The gift of empathy
/Whispers of culpability. The endless, crushing weight of sorrow. A lifetime of pitying I-can’t-imagines.
These were the only “gifts” I could envision receiving in the wake of my daughter’s stillbirth.
I fully expected that her death would be a dark cloud hovering over our family for time eternal, dampening any future joy we may (unfathomably, at the time) manage to ever wrangle, forever rendering everything in our life less-than.
So when I stumbled across research that showed that siblings of babies who had died often displayed unusually high levels of empathy, I clung to that bit of consolation like a rock in a storm.
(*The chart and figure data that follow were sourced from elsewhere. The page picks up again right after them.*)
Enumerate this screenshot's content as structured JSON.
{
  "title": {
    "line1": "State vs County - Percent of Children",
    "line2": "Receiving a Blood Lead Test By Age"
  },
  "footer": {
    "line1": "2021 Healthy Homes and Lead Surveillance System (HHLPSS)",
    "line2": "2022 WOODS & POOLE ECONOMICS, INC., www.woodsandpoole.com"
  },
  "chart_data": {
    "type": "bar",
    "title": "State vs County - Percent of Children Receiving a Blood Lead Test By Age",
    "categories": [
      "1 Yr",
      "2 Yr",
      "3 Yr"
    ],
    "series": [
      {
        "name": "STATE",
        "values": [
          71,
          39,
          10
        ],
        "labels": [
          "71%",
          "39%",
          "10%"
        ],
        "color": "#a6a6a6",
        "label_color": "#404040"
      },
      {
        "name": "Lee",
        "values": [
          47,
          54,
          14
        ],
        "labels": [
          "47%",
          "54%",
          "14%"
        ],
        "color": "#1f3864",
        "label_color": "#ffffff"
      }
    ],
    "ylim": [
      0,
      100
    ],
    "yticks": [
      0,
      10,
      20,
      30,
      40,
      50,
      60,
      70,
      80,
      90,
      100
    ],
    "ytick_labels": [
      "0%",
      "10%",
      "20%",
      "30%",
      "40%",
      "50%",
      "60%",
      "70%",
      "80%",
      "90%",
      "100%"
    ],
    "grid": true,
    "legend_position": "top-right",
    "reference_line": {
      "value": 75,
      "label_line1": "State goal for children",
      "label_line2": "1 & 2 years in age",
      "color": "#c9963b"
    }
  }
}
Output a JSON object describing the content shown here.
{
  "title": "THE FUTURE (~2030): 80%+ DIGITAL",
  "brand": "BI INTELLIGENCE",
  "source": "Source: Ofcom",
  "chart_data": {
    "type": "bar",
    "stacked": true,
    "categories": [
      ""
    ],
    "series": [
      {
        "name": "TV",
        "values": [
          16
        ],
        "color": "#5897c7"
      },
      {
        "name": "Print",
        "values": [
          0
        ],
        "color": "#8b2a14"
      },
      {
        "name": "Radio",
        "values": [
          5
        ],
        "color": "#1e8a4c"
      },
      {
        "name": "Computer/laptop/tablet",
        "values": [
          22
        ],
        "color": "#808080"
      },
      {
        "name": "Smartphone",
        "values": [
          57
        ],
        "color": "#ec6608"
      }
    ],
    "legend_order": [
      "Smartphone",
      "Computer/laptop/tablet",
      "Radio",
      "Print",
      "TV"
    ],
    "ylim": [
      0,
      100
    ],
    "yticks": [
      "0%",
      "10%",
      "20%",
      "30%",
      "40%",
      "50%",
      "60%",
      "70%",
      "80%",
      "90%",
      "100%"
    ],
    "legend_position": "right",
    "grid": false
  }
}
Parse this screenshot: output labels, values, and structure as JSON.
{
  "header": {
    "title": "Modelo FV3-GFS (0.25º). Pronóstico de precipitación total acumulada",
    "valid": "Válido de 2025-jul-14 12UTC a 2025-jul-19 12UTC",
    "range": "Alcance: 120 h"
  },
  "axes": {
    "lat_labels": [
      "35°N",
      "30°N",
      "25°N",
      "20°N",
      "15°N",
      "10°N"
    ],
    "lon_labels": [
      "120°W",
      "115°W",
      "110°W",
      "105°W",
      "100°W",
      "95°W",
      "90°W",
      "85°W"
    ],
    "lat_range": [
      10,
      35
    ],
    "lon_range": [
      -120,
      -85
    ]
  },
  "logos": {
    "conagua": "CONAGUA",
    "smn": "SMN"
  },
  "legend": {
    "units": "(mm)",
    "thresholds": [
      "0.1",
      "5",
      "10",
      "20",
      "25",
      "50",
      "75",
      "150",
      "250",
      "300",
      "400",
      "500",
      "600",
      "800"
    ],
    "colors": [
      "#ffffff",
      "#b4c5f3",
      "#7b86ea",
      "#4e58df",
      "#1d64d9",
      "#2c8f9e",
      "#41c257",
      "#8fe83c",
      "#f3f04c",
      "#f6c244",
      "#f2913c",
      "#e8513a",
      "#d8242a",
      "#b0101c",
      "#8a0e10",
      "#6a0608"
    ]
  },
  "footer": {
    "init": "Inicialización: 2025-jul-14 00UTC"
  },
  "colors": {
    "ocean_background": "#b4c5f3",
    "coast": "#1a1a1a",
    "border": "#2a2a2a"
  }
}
Losing my daughter had cracked my own heart open in a way I could never have anticipated, growing in me a visceral awareness of the suffering of our world that before I had somehow usually managed to keep at arm’s length. After a few months, the numbness of the shock wore off and suddenly the pain of others that had always surrounded me was revealed in exquisite, technicolor detail. It called to my own heartache, begging for kinship. And even though it hurt like hell to let it in, it was also cathartic: I was not alone any longer.
And so, having experienced firsthand the immense value of this one precious gift of grief, I read everything I could about how to cultivate it in any future children I might be lucky enough to bear. And then, once I’d finally stumbled out of the disorienting, all-consuming darkness of the early years and gotten my bearings, my own grief compelled me to — in whatever small way I could — give voice to this suffering which is too often silenced. With a small child on my hip, I wrote and organized, stood at podiums and made calls, whatever was in my power to shepherd other families through the nightmare of babyloss, and prevent still more from joining our ranks. Belatedly, I realized that I had unwittingly (and probably most importantly, in my children's eyes) been leading by example the whole time.
And sure enough, I have found the research to hold true. Some parents like to boast about their kid’s academic mastery or athletic prowess; for me, it is the epitome of pride that every single one of my son’s teachers has commented on his empathy. And my not-quite-two-year-old daughter seems to be following in her brother's footsteps — just the other night, she spent twenty inconsolable minutes during a thunderstorm contemplating the fate of the wildlife she realized would have to weather the storm outdoors. (Yes, that’s a full paragraph of #humblebrag, I’ll own it.)
So as I watch the world in chaos around me these past several months, it has become abundantly and heartbreakingly clear that empathy is in short, short supply on this planet.
Moreover, there is a clear divide between how the families I know who have been touched by loss are handling this, and everyone else.
Those who have been gripped by the cold hand of grief are facing each day with compassion and resilience. They are focusing on the little things, on the things they can control, doing their best to wring any joy they can out of these strange days in history, and giving themselves grace on those inevitable days when they simply cannot. No one is denying how hard things are — indeed, so much about this time is primed to exhume the demons huddled in the back of our traumatized brains, siphoning those most excruciating memories to the surface. But in fact, rather than focusing on their own struggles, most of the loss families I know instead seemed riddled with guilt over the hardships that they are witnessing amongst their neighbors.
As loss families, we know what it feels like to have someone you love denied that most basic right: the right to have a chance to wake up each day and take a breath and embark on a life. And whether from disease or disparity or despair, we don’t want anyone else to have to shoulder that burden.
So we close our mouths and open our hearts, and put on a brave face through whatever trials we are personally confronting, because we know there are literally hundreds of thousands out there right now who have it so, so much worse. And we know that it is only through sheer, stupid luck that it is not we who were singled out by fate, this time.
This is the gift of empathy.
What a world it would be if there were a little more of it to go around.